Евфимий полагал, что старый мир неправды и насилия должен погибнуть неким мистическим образом, его воображению рисуются картины, достигающие апокалиптического накала, когда старый жирный мир плавится в лучах некоего духовного солнца – и желанный «новый человек» предстает в обличье великолепном: в нем «граничит небо с землей», иначе говоря, физическое и духовное начало сочетаются самым счастливым образом. И вот еще замечательный ход мыслей: если в настоящем, несправедливом обществе человек порабощен вещами («воистину таковы вещи берут его в плен и лишают его благородные свободы: коликие земные вещи любит кто, толиких вещей раб он и пленник»), то новый человек будет хозяином, господином вещей и потому свободен. Он станет жить плодами, которые создал сам «без обиды ближнему», не похищая чужого труда, он в согласии с доброй природой и с другими людьми. Этому светлому учению чужда какая бы то ни было ограниченность, которая бывает столь присуща узким крестьянским миркам, – нет, люди Божьи рассеяны по всему миру «под разными титлами вероисповеданий» (даже так!), а потому речь идет о всемирной борьбе за «нового человека».
В учении Евфимия, как, впрочем, и в проповедях других народных проповедников, мы встречаем прославление природы, столь понятное в устах крестьянина и куда более органичное и глубокое, чем у Руссо и его последователей.
Вообще идеи Просвещения и народные проповеди в провозглашении свободы, равенства и братства бродят где-то неподалеку друг от друга. А мысли о создании «человека новой породы» и, более того, программа по созданию такого «нового человека» были постоянной заботой Екатерины (о чем речь впереди).

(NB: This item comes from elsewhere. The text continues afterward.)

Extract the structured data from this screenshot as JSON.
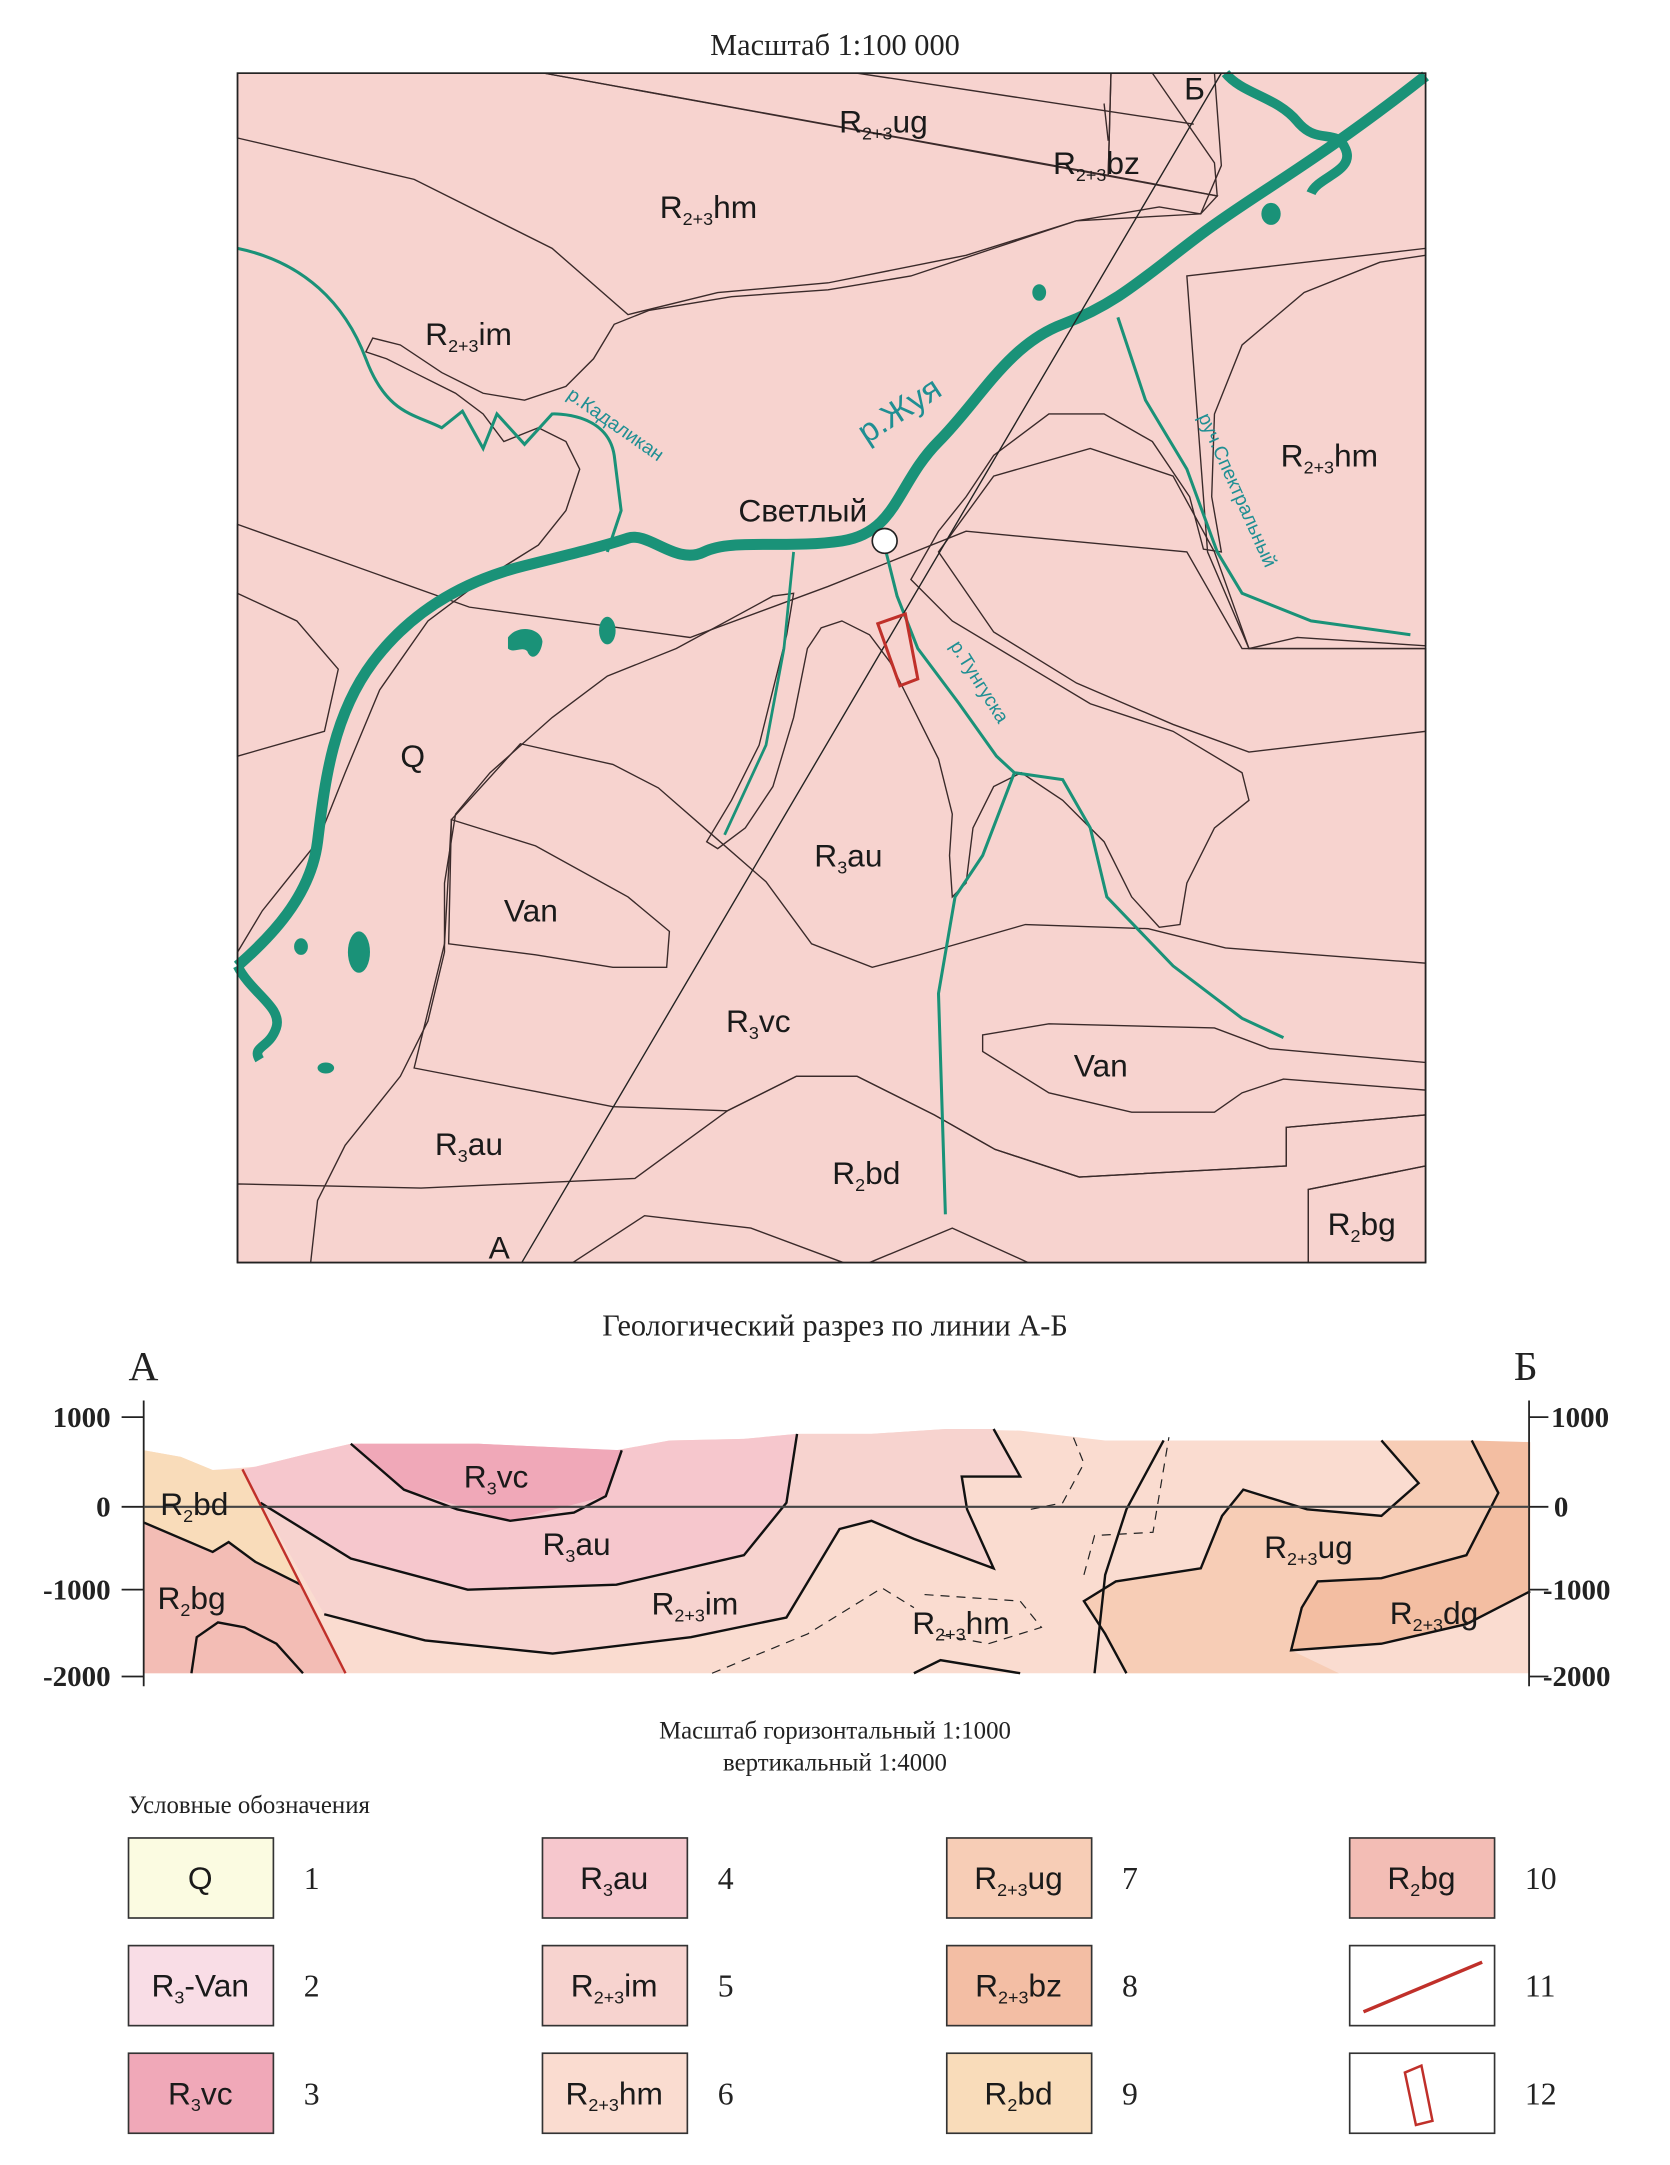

Проповеди народных проповедников оказывали на крестьян, особенно крепостных, огромное воздействие. Народ и сам был страстным и неотступным мечтателем, и мечта его была все о том же – о вольной жизни, мирной, спокойной, когда можно было бы работать, не боясь, что у тебя отнимут все, тобою выращенное, что самого тебя навеки оторвут от семьи, отдав в солдаты или продав куда-то, как скот. Эта мечта о свободе и мире, о вольной спокойной работе нашла свое выражение во многих легендах – о том, что стоят где-то счастливые невидимые монастыри и даже целый город – Китеж, Божья рука скрыла его под водою. Была в народе мечта о «далеких землях», где-то «за морями, за семидесятью островами» – земной рай. Вера в него была так велика, что люди бежали из поместья, за ними гнались, их ловили военные команды, но остановить это движение было невозможно; крестьяне снимались с места семьями, вместе со скотом и скарбом, целыми деревнями шли искать ту желанную страну, Китеж, или Белозерье, или еще какую-нибудь неведомую, о которой говорил им проповедник.
Этого мира крестьянской мысли и крестьянской мечты ни Екатерина, ни Сумароков, разумеется, не знали (этого и Пушкин не знал), но она видела в крепостном человека, а он – лишь повара или лакея.
Итак, в екатерининском Наказе ставился вопрос об уничтожении крепостного права, а значит, в нем все-таки была глава о крестьянстве. Куда же она делась?
Дело в том, что Наказ редактировали, и редактировали варварски – у нашего самодержавного автора, увы, был редактор, и не один. Конечно, ее единомышленники признали труд императрицы целиком. Григорий Орлов, как мы знаем, был от него без ума, но критика большинства оказалась настолько резкой, что Екатерине пришлось отступить. И дело было не только в отдельных замечаниях. «…Тут при каждой строке родились прения, – пишет она. – Я дала им волю чернить и вымарать все, что хотели. Они более половины тово, что написано мною было, помарали, и остался Наказ Уложения, яко напечатан». Далось это ей нелегко, в ее письме к д’Аламберу слышно отчаяние: «Я зачеркнула, разорвала и сожгла больше половины, и Бог весть, что станется с остальным».
В нашей историографии была высказана мысль, будто Екатерина лгала д’Аламберу: ничего из Наказа на самом деле она не вычеркивала, как был он написан, так его и напечатали.